The 40-milers bombed down the paved road toward the rolling finishing trail in the hills above the Bonneville Salt Flats while everyone else pointed down from the pass and back out into the desert. The road degraded somehow. We’ll never know. But the sandpits and poofers punctuated the first ascent to Silver Island Pass, with one stretch, in particular, forcing riders from their steeds or up into the sparse traction of rabbitbrush and sage. Riders pulled into the 50-mile aid station at Silver Island Pass shellacked body and bike with white dust.
And then they got to do it again. At the finish line, riders who’d only a few weeks earlier cruised 200 miles from Logan, UT, to Jackson, WY, compared the 100-mile route to doing that whole slog twice. The last loop of the Silver Island Byway swung the racers now north on the relatively stable road toward the ghostly floating islands of the salt flats before diving south, back to the second ascent of Silver Island Pass.

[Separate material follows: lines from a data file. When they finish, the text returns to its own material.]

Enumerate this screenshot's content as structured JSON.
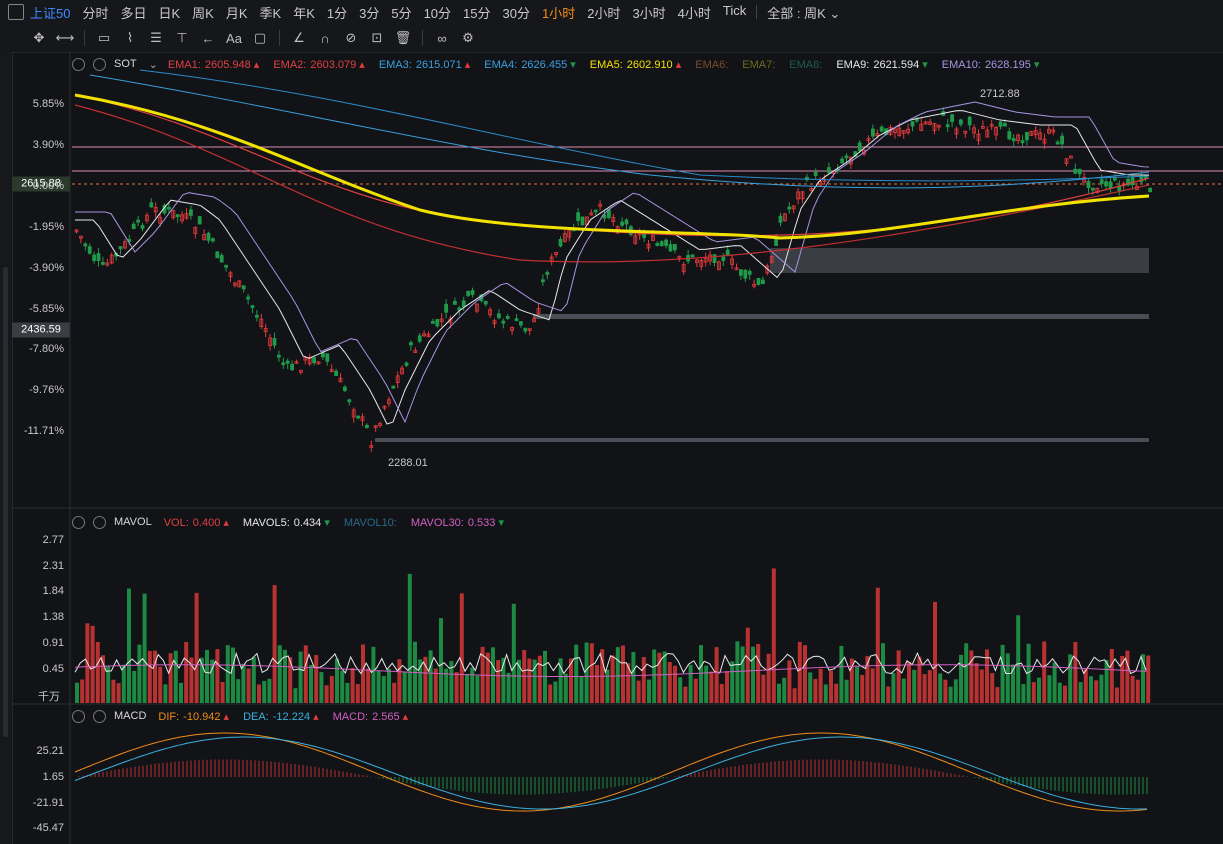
{
  "topbar": {
    "symbol": "上证50",
    "periods": [
      "分时",
      "多日",
      "日K",
      "周K",
      "月K",
      "季K",
      "年K",
      "1分",
      "3分",
      "5分",
      "10分",
      "15分",
      "30分",
      "1小时",
      "2小时",
      "3小时",
      "4小时",
      "Tick"
    ],
    "active_period": "1小时",
    "range_label": "全部",
    "range_value": "周K"
  },
  "toolbar": {
    "tools": [
      "move-icon",
      "line-tool-icon",
      "rect-tool-icon",
      "fib-tool-icon",
      "pattern-tool-icon",
      "vertical-line-icon",
      "arrow-tool-icon",
      "text-tool-icon",
      "comment-icon",
      "ruler-icon",
      "magnet-icon",
      "hide-icon",
      "lock-icon",
      "trash-icon",
      "link-icon",
      "settings-icon"
    ],
    "text_tool_label": "Aa"
  },
  "main": {
    "indicator": "SOT",
    "emas": [
      {
        "name": "EMA1:",
        "value": "2605.948",
        "dir": "up",
        "color": "#e04040"
      },
      {
        "name": "EMA2:",
        "value": "2603.079",
        "dir": "up",
        "color": "#e04040"
      },
      {
        "name": "EMA3:",
        "value": "2615.071",
        "dir": "up",
        "color": "#3aa0e0"
      },
      {
        "name": "EMA4:",
        "value": "2626.455",
        "dir": "down",
        "color": "#3aa0e0"
      },
      {
        "name": "EMA5:",
        "value": "2602.910",
        "dir": "up",
        "color": "#f2e200"
      },
      {
        "name": "EMA6:",
        "value": "",
        "dir": "",
        "color": "#7a4a2a"
      },
      {
        "name": "EMA7:",
        "value": "",
        "dir": "",
        "color": "#6e6a20"
      },
      {
        "name": "EMA8:",
        "value": "",
        "dir": "",
        "color": "#205a50"
      },
      {
        "name": "EMA9:",
        "value": "2621.594",
        "dir": "down",
        "color": "#e8e8ea"
      },
      {
        "name": "EMA10:",
        "value": "2628.195",
        "dir": "down",
        "color": "#a496e0"
      }
    ],
    "y_ticks": [
      "5.85%",
      "3.90%",
      "0.00%",
      "-1.95%",
      "-3.90%",
      "-5.85%",
      "-7.80%",
      "-9.76%",
      "-11.71%"
    ],
    "current_price": "2615.88",
    "marker_price": "2436.59",
    "high_label": "2712.88",
    "low_label": "2288.01"
  },
  "volume": {
    "indicator": "MAVOL",
    "items": [
      {
        "name": "VOL:",
        "value": "0.400",
        "dir": "up",
        "color": "#e04040"
      },
      {
        "name": "MAVOL5:",
        "value": "0.434",
        "dir": "down",
        "color": "#e8e8ea"
      },
      {
        "name": "MAVOL10:",
        "value": "",
        "dir": "",
        "color": "#2a6a8a"
      },
      {
        "name": "MAVOL30:",
        "value": "0.533",
        "dir": "down",
        "color": "#d060c0"
      }
    ],
    "y_ticks": [
      "2.77",
      "2.31",
      "1.84",
      "1.38",
      "0.91",
      "0.45"
    ],
    "unit": "千万"
  },
  "macd": {
    "indicator": "MACD",
    "items": [
      {
        "name": "DIF:",
        "value": "-10.942",
        "dir": "up",
        "color": "#f08c1a"
      },
      {
        "name": "DEA:",
        "value": "-12.224",
        "dir": "up",
        "color": "#3ab0e0"
      },
      {
        "name": "MACD:",
        "value": "2.565",
        "dir": "up",
        "color": "#d060c0"
      }
    ],
    "y_ticks": [
      "25.21",
      "1.65",
      "-21.91",
      "-45.47"
    ]
  },
  "colors": {
    "up": "#e23b3b",
    "down": "#1f9a4a",
    "bg": "#121317"
  }
}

Somehow, people still managed to fly on the firm and fast rip along the base of the Silver Island Mountains back to the finish. The trail was wide and firm, narrowing to a thin strip of gravel broken by water bars as it scooted 16 miles back to the finish. Riders rounded past Danger Cave, where airmen had partied in the days before air conditioning and were faced with one last loose climb: Aria “Blvd,” a one-mile gravel monster featuring sand, pea gravel, exposed bedrock, and pain. Finally at the top, riders passed the Wendover cemetery (ok, writing this, it’s suddenly weird to me how close the elementary school is to the cemetery) and through the finish at Ana Smith Elementary, finally on solid ground again. When the dust settled (HAHAHAHAHAHHAHAHAHAHAHHA), Maya Dixon (Reno Devo) and Tanner Visnick (Steamboat Ski & Bike Kare) posted the fastest times in the 100-miler, at 6:52:55 and 5:39:33, respectively.

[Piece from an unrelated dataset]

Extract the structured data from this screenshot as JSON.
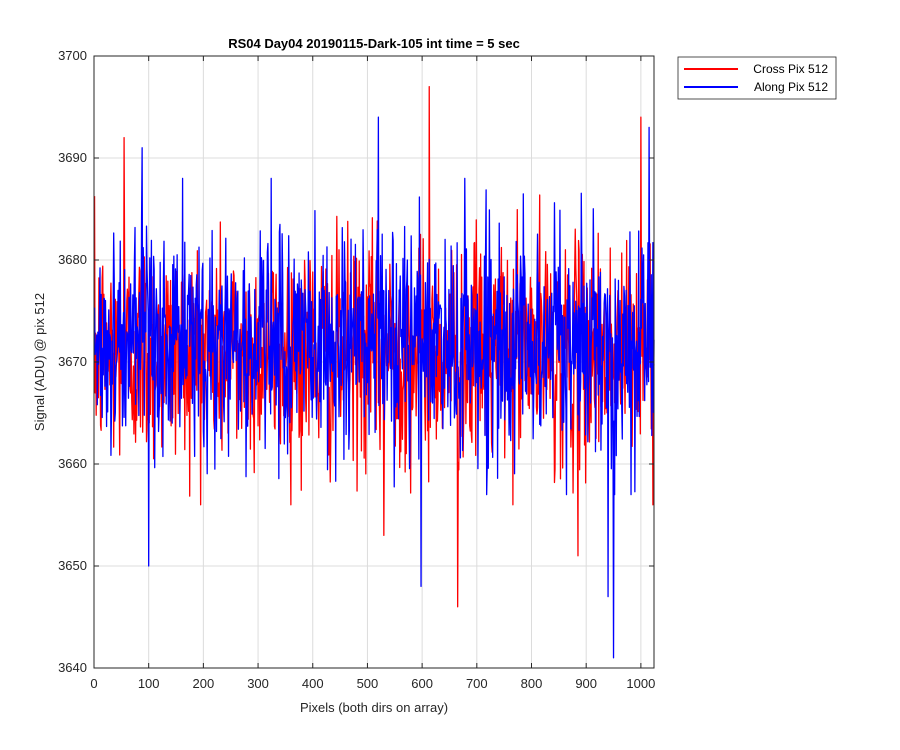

Now, the normal reaction to all this would be “WTF was that?!” However, spirits were high downhill back at the airbase, where riders were directed after the finish to keep them from clumping. Smiles reigned, and a collective “WTF did I just do?” seemed to hang in the air for the podium presentations and the bike drive, as powdered-white riders watched MTB luminary Juarez give away free bikes to ecstatic area children, thanks to a partnership with Free Bikes 4 Kidz. Despite the best efforts of 2020 to thoroughly screw up the racing calendar, and lives generally (in that order of importance), the inaugural Salty and Stupid Gravel Fest happened and, most importantly, no one died. And we’re doing it all again next year!
Hopefully no one had to pay ($) for that abuse!
Oh you know they did. Hahahaha!!!!
Handsomely! That’s some top-$$$ abuse, that!
-Management
It was a giant cyclocross race, and it was AWESOME! (Even though I finished last in the 60 miler)
Its the least $ per mile I have paid for a gravel event yet!